International Battery Metals Ltd. Announces Closing Of Strategic Private Placement

7 May 2024

International Battery Metals Ltd., is pleased to announce that it has closed its previously announced non- brokered private placement financing (the "Private Placement"). Pursuant to the Private Placement, the Company issued 18,642,134 units (each a "Unit"), with each Unit being issued at a deemed price of CAD$0.76632, for aggregate proceeds of USD$10,436,000 (approximately CAD$14,285,840).

Each Unit consists of one common share ("Common Share") of the Company, and one Common Share purchase warrant (a "Warrant"), each Warrant entitling the holder thereof to acquire one Common Share for a period of two years from the date of issuance for an exercise price of CAD$0.9579 per Common Share. In connection with the Private Placement, the Company extended the expiry of 6,396,999 previously issued Common Share purchase warrants from April 21, 2025, to May 3, 2026. In addition, the Company has agreed to pay EV Metals VI LLC, a private company controlled by Jacob Warnock, a director of the Company, ("EV Metals"), a structuring fee in connection with the Private Placement, in the amount of USD$321,800 (approximately CAD$440,512), payable through the issuance of 574,840 Common Shares with each Common Share having a deemed issuance price of CAD$0.76632.

The proceeds of the Private Placement will used by the Company to meet current obligations for the deployment of its modular direct lithium extraction plant (the "DLE Plant") in the western United States as previously announced on January 11, 2024, and for general working capital purposes.
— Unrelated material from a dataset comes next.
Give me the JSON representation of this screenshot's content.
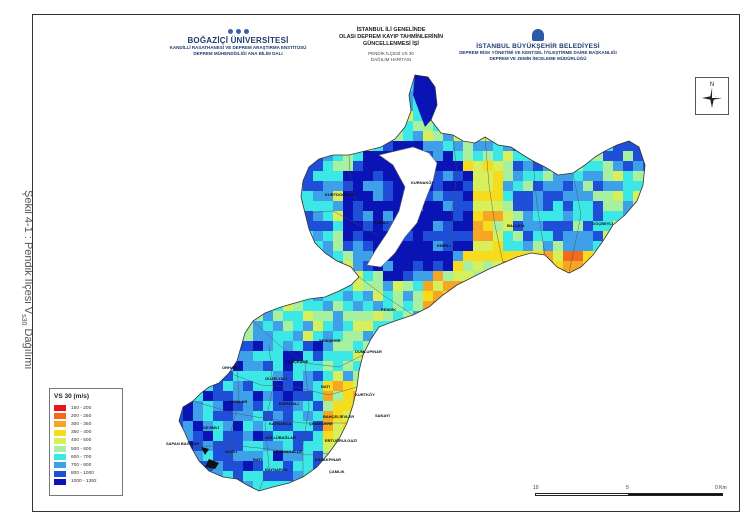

The Company further intends to complete additional private placement financings of up to USD$13,564,000 million on similar terms of the Private Placement. The securities issued under the Private Placement are subject to a statutory hold period of four months from the date of issuance under Canadian Securities laws and will be restricted securities under the United States Securities Act of 1933.

MI 61-101 Disclosure
In connection with the Private Placement, EV Metals acquired 7,924,157 Units for gross proceeds of USD$4,436,000 (approximately CAD$6,072,440), representing approximately 42.51% of the aggregate proceeds raised by the Company in the Private Placement. In addition, the Company will pay to EV Metals the structuring fee. The participation of EV Metals in the Private Placement constitutes a "related party transaction" within the meaning of Multilateral Instrument 61-101 – Protection of Minority Security Holders in Special Transactions ("MI 61-101"). The Company is relying upon exemptions from the formal valuation and minority shareholder approval requirements of MI 61-101 pursuant to sections 5.5(b) and 5.7(1)(a), respectively - Fair Market Value Not More Than 25 Per Cent of Market Capitalization, on the basis that at the time the Private Placement was agreed to, neither the fair market value of the Units to be distributed pursuant to the Private Placement to EV Metals, nor the consideration to be received for those Units, will exceed 25 per cent of the Company's market capitalization. The terms of the Private Placement were negotiated with a special committee of directors of the Company, all of whom are independent for the purposes of MI 61-101. The Board of Directors of the Company has unanimously approved the Private Placement and Structuring Fee (with Jacob Warnock abstaining) and no materially contrary view or abstention was expressed or made by any director in relation to the Private Placement. The Company did not file a material change report in respect of the participation of EV Metals in the Private Placement at least 21 days before closing of the Offering as the participation of EV Metals was not determined at that time.